1. A control method for a TV system, the TV system having a digital signal port connected to a player, the control method comprising steps of: (a) turning on the TV system, and writing a first set value into an extended display identification data (EDID) rewritable memory of the TV system;(b) the player reading the first set value of the EDID rewritable memory to acquire a first specification supported by the TV system after the player is connected to the TV system, so that a first digital signal group is transmitted from the player to the TV system;(c) the TV system judging whether a quality of the first digital signal group is good or bad;(d) if the quality of the first digital signal group is good, the TV system outputting a video/audio signal according to the first digital signal group; and(e) if the quality of the first digital signal group is bad, writing a second set value into the EDID rewritable memory.

2. The control method as claimed in claim 1, after the step (e), the control method further comprises steps of: (f) triggering a hot-plug detecting pin of the digital signal port;(g) the player reading the second set value of the EDID rewritable memory to acquire a second specification supported by the TV system, thereby transmitting a second digital signal group to the TV system;(h) the TV system judging whether a quality of the second digital signal group is good or bad;(i) if the quality of the second digital signal group is good, the TV system outputting the video/audio signal according to the second digital signal group; and(j) if the quality of the second digital signal group is bad, writing a third set value into the EDID rewritable memory.

3. The control method as claimed in claim 2, wherein for performing the step (f), the hot-plug detecting pin is switched from a high voltage level to a low voltage level for a time period and then returned to the high voltage level.

4. The control method as claimed in claim 2, wherein the first digital signal group is transmitted at a first transmission speed according to the first set value, and the second digital signal group is transmitted at a second transmission speed according to the second set value, wherein the first transmission speed is higher than the second transmission speed.

5. The control method as claimed in claim 2, wherein the first digital signal group with a m-bit deep color video mode is generated by the player according to the first set value, and the second digital signal group with an n-bit deep color video mode is generated by the player according to the second set value, wherein m is higher than n.
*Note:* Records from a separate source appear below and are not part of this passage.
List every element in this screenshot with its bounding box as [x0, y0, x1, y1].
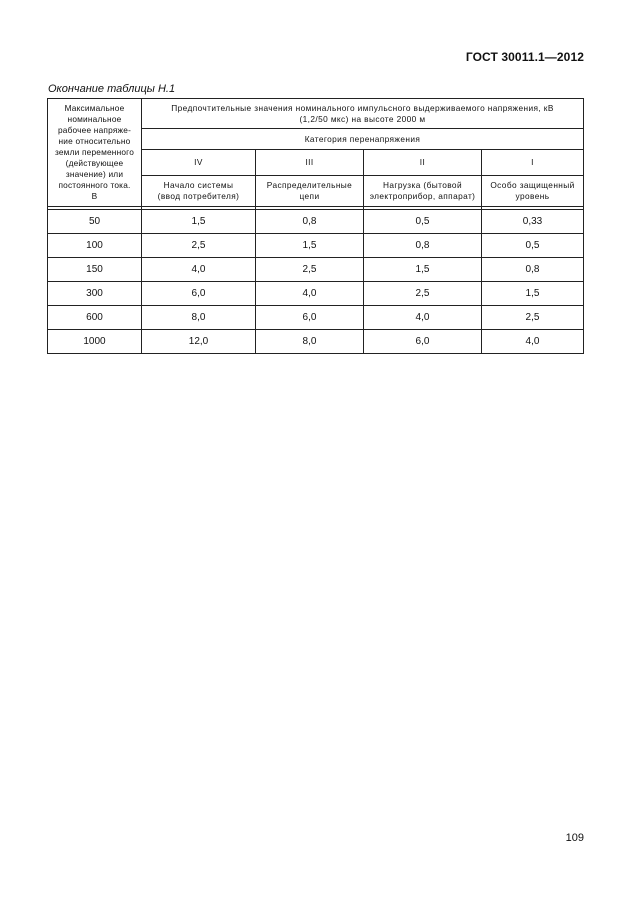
table-caption: Окончание таблицы Н.1	[48, 83, 176, 95]
value-cell: 4,0	[256, 282, 364, 306]
category-desc-line: цепи	[299, 191, 320, 201]
first-col-line: В	[91, 191, 98, 201]
first-col-line: номинальное	[67, 114, 122, 124]
value-cell: 6,0	[256, 306, 364, 330]
first-col-line: (действующее	[65, 158, 124, 168]
main-header	[142, 99, 584, 129]
category-desc-line: Начало системы	[163, 180, 234, 190]
value-cell: 1,5	[482, 282, 584, 306]
table-row	[48, 258, 584, 282]
main-header-line: (1,2/50 мкс) на высоте 2000 м	[299, 113, 426, 124]
value-cell: 1,5	[364, 258, 482, 282]
table-row	[48, 210, 584, 234]
value-cell: 0,33	[482, 210, 584, 234]
value-cell: 1,5	[142, 210, 256, 234]
value-cell: 4,0	[142, 258, 256, 282]
value-cell: 2,5	[256, 258, 364, 282]
table-row	[48, 234, 584, 258]
value-cell: 2,5	[142, 234, 256, 258]
voltage-cell: 1000	[48, 330, 142, 354]
voltage-cell: 150	[48, 258, 142, 282]
category-desc	[482, 176, 584, 207]
first-col-line: постоянного тока.	[58, 180, 131, 190]
main-header-line: Предпочтительные значения номинального импульсного выдерживаемого напряжения, кВ	[171, 102, 554, 113]
value-cell: 0,8	[364, 234, 482, 258]
value-cell: 2,5	[364, 282, 482, 306]
voltage-table	[47, 98, 584, 354]
voltage-cell: 600	[48, 306, 142, 330]
category-roman: I	[482, 150, 584, 176]
category-header: Категория перенапряжения	[142, 129, 584, 150]
first-col-line: рабочее напряже-	[57, 125, 132, 135]
voltage-cell: 100	[48, 234, 142, 258]
first-col-line: значение) или	[65, 169, 124, 179]
category-desc	[142, 176, 256, 207]
voltage-cell: 50	[48, 210, 142, 234]
value-cell: 6,0	[142, 282, 256, 306]
category-desc-line: Распределительные	[266, 180, 353, 190]
category-roman: IV	[142, 150, 256, 176]
category-desc	[364, 176, 482, 207]
category-desc-line: уровень	[515, 191, 550, 201]
value-cell: 12,0	[142, 330, 256, 354]
value-cell: 8,0	[256, 330, 364, 354]
table-row	[48, 330, 584, 354]
value-cell: 0,5	[364, 210, 482, 234]
table-row	[48, 282, 584, 306]
value-cell: 4,0	[364, 306, 482, 330]
category-desc-line: (ввод потребителя)	[157, 191, 240, 201]
value-cell: 4,0	[482, 330, 584, 354]
first-col-line: ние относительно	[58, 136, 131, 146]
category-roman: II	[364, 150, 482, 176]
category-desc-line: электроприбор, аппарат)	[369, 191, 476, 201]
first-col-line: Максимальное	[64, 103, 125, 113]
value-cell: 1,5	[256, 234, 364, 258]
category-roman: III	[256, 150, 364, 176]
standard-code: ГОСТ 30011.1—2012	[465, 50, 584, 64]
first-col-line: земли переменного	[54, 147, 135, 157]
value-cell: 6,0	[364, 330, 482, 354]
value-cell: 0,5	[482, 234, 584, 258]
voltage-cell: 300	[48, 282, 142, 306]
page-number: 109	[565, 832, 584, 844]
category-desc-line: Особо защищенный	[490, 180, 575, 190]
category-desc	[256, 176, 364, 207]
table-row	[48, 306, 584, 330]
first-column-header	[48, 99, 142, 207]
value-cell: 8,0	[142, 306, 256, 330]
value-cell: 0,8	[256, 210, 364, 234]
value-cell: 2,5	[482, 306, 584, 330]
category-desc-line: Нагрузка (бытовой	[382, 180, 462, 190]
value-cell: 0,8	[482, 258, 584, 282]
6. The control method as claimed in claim 2, wherein a clock channel signal with a first frequency is generated by the player according to the first set value, and the clock channel signal with a second frequency is generated by the player according to the second set value, wherein the frequency is higher than the second frequency.

7. The control method as claimed in claim 2, wherein the first digital signal group with a first resolution is generated by the player according to the first set value, and the second digital signal group with a second resolution is generated by the player according to the second set value, wherein the first resolution is higher than the second resolution.

8. The control method as claimed in claim 1, wherein the step (c) comprises a sub-step of converting the first digital signal group into a video signal, wherein if a horizontal synchronization signal and a vertical synchronization signal contained in the video signal are accurate, the quality of the first digital signal group is good, wherein if the horizontal synchronization signal and the vertical synchronization signal contained in the video signal are inaccurate, the quality of the first digital signal group is bad.

9. The control method as claimed in claim 1, wherein the digital signal port is a high-definition multimedia interface (HDMI) port, and the first digital signal group is a transition minimized differential signaling (TMDS) signal group comprising a channel 0 signal, a channel 1 signal, a channel 2 signal, and a clock channel signal.